MEA's advisory ballots will arrive in Valley homes and businesses beginning this week, according to the co-op Web site. The co-op asks its member-owners to rank the five sites in priority order. Ballots are due back at MEA by June 6. MEA staff will present member advice to its board of directors on June 11.
The five sites MEA has proposed for the location of its new power plant were selected within a triangle of area designated in advance that covers Sutton to Houston to Eklutna approximately.
One site, the 800-acre Millers Reach site, is south of the city of Houston. A few miles southeast of the Millers Reach site are the 595-acre plots northwest of Blodgett Lake and a 645-acre Pittman gravel pits sites, both in the Meadow Lakes area. These three sites are west of Wasilla and northeast of Big Lake.
The other two sites are split by the Glenn Highway south of Palmer - the 450-acre and 850-acre gravel pits at approximately Mile 37 and Mile 38 on the Glenn Highway, a National Scenic Byway-designated thoroughfare. The smaller site is the same proposed by the borough for building the Mat-Su medium-security prison, which ended up being sited at Point MacKenzie.

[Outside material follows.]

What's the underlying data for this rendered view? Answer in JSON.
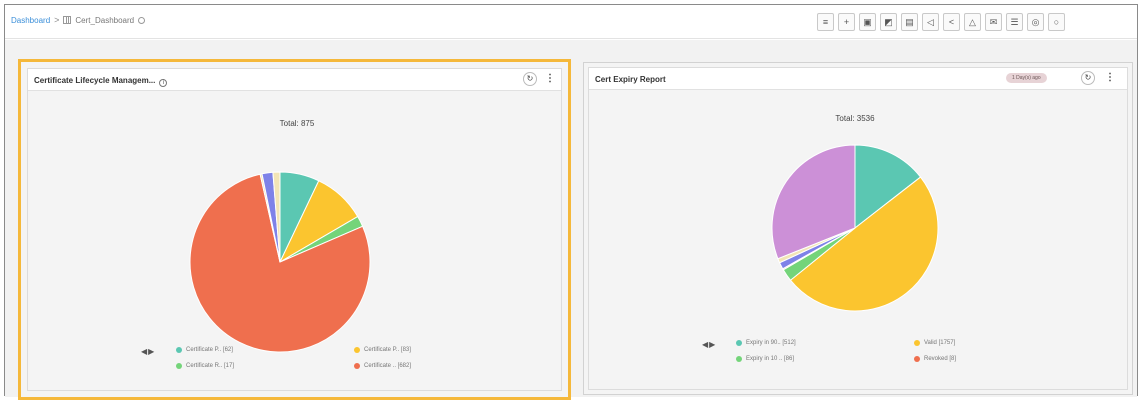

Houston, of MEA Ratepayers Alliance, said he wants to make sure people get their votes to MEA.
“If you send it to us, we'll log it, then we'll send it on to MEA. We will not invalidate your voice with MEA,” Houston said.
Houston said his big concern is that people need to exercise their voice.
“Joe Public has power if we express our opinion,” Houston said.
However, Houston said he is not going to “play the game” where he votes to put the plant in someone else's back yard.
“I'm going to write ‘nowhere' on my ballot, and I'm not going to vote for one place over another,” Houston said. “I can't see myself participating in that, in where to build a coal plant.”
Houston said sealed MEA ballots can be sent inside a second envelope addressed to Utility Watch, P.O. Box 696, Palmer, AK 99645.